I also began the second activity by introducing it to the student as a memory
matching game in which he had to match the picture with the word. I place the cards face

down on the table, only to realize that we could see the words and the pictures through
the cards I printed off. We delayed starting the game so that we could scribble on the
backside of the cards to ensure that we couldn’t see through the paper. To play the game,
John was able to turn over two cards at a time. If he flipped a card with a word, then he
read the word. If the word matched the picture then he got to set the two cards aide and
keep going. If the word did not match the picture, then he flipped them both back over
and continued playing. The game continued until he matched all of the cards. The student
smiled and laughed a lot during the game, telling me that he greatly enjoyed this activity.
Reflecting
The puzzle activity did not go as well as I had hoped. There were too many puzzle
pieces, causing the student to feel overwhelmed. He also experienced frustration when he
would think of a word that he wanted to make but it wasn’t a word included in the puzzle.
If I were to do this activity again in the future, which I would like to with my student, I
would either take out some of the words to make the puzzle more manageable for the
student or I would make a picture list of the words that were in the puzzle to give the
student an idea of which words he could make without actually giving him the spellings
of the words.
For the second activity, the memory matching game, I think that this activity went
very well. The student practiced decoding words and seemed to thoroughly enjoy it. I had
to adjust the activity a little at the beginning, when I realized that we could see through
the paper that I printed the cards on. But once we had scribbled in the backsides of the
cards, the game went smoothly. He was engaged throughout the lesson.

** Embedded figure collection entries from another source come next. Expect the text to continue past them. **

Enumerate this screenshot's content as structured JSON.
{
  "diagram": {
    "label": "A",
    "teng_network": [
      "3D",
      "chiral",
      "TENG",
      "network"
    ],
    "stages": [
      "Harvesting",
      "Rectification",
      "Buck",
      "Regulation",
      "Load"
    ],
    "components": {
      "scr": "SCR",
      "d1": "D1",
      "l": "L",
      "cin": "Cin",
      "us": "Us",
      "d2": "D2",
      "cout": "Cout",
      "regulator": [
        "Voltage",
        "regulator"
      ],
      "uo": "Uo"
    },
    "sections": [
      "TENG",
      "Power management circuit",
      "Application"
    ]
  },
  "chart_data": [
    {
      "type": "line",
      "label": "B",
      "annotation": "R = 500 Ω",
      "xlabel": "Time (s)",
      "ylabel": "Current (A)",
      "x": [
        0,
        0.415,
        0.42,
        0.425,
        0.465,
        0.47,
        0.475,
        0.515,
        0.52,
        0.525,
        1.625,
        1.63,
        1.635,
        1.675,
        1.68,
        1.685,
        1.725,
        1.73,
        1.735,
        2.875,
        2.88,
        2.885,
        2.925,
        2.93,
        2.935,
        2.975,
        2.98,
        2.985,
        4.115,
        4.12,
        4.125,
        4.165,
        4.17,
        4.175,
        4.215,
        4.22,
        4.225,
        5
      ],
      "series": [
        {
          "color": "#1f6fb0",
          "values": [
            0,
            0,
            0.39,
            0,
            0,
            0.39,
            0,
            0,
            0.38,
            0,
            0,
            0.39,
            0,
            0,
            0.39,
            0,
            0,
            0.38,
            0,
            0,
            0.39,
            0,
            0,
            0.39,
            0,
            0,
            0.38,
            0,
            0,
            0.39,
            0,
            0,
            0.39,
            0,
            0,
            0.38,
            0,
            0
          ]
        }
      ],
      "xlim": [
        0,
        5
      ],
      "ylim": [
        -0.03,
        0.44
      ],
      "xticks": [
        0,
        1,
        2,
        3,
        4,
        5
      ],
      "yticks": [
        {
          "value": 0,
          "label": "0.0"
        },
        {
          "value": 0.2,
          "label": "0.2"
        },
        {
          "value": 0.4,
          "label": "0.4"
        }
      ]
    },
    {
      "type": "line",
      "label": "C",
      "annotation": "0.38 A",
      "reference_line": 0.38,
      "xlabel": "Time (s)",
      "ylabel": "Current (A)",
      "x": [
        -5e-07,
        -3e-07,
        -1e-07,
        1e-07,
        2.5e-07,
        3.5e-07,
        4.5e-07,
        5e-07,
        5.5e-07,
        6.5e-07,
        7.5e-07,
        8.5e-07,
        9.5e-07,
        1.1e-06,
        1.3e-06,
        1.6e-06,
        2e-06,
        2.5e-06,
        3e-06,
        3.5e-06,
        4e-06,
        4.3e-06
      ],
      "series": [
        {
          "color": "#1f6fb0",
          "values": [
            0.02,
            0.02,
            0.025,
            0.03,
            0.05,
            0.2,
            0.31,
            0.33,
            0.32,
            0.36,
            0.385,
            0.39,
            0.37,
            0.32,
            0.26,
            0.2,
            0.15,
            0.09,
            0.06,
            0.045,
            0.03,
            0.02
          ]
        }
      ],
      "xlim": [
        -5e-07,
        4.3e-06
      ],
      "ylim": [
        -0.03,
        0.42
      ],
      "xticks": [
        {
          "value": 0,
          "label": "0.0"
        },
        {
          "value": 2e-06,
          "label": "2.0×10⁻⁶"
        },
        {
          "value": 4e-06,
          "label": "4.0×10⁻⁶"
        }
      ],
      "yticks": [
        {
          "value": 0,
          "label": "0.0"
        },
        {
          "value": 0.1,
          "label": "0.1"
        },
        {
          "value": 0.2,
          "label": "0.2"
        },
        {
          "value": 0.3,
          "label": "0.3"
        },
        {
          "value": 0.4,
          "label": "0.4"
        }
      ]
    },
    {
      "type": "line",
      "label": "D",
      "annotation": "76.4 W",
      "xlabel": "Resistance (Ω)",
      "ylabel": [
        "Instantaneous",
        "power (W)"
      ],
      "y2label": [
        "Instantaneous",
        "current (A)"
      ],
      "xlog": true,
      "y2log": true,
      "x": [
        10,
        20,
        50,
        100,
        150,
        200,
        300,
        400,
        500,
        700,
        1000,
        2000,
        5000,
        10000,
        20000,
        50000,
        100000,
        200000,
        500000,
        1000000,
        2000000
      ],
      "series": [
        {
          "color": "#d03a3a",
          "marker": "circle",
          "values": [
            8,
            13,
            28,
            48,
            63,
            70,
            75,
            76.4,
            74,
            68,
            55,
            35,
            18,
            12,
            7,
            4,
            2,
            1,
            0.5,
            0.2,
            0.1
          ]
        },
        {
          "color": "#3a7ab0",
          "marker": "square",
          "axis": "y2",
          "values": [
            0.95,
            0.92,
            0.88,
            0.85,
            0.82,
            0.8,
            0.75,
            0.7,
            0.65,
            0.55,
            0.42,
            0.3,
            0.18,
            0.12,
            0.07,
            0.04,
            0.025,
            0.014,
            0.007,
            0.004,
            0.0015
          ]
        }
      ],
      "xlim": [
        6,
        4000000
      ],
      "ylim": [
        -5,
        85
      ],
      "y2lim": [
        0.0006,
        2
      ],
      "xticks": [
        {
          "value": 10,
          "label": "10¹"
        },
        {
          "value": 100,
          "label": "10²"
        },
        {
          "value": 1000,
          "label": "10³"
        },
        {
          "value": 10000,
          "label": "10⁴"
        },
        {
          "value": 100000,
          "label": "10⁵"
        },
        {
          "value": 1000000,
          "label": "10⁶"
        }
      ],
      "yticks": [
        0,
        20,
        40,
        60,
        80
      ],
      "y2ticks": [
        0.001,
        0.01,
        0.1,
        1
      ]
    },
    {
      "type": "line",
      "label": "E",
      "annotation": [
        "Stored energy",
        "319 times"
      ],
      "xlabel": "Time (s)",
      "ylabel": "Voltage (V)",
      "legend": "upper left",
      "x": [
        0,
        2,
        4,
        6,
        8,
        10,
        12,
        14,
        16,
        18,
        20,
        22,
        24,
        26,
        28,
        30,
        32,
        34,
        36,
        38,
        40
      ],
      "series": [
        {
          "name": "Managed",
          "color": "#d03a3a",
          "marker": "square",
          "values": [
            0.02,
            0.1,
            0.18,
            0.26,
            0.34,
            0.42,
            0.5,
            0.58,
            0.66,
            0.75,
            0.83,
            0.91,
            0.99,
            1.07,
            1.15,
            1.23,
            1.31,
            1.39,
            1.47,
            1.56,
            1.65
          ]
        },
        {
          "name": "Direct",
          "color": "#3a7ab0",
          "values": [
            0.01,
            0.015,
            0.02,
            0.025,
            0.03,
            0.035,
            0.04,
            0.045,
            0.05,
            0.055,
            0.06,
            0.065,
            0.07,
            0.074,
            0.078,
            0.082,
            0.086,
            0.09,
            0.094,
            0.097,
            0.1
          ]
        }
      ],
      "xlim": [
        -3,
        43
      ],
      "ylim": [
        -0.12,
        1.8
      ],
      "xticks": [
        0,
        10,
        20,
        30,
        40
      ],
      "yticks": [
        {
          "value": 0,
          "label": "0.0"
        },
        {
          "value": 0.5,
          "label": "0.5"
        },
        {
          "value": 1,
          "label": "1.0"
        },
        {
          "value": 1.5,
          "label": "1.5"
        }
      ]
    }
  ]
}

Based on the activities in this lesson and in previous sessions, I’ve learned that
my student thoroughly enjoys literacy games that allow him to be hands on, whereas he’s
less interested in interactive read alouds that are primarily sitting and listening. Even with
the puzzle activity that was frustrating for him, he was persistent in working out ways to
create words. He required very little encouragement from me to continue working. About
myself, I learned that I need to try playing activities such as these myself. Had I taken the
time to play a trial round by myself before the lesson, instead of just practicing the
instructions, I might have discovered that the puzzle game had too many pieces and that I
could see through the paper used for the matching game.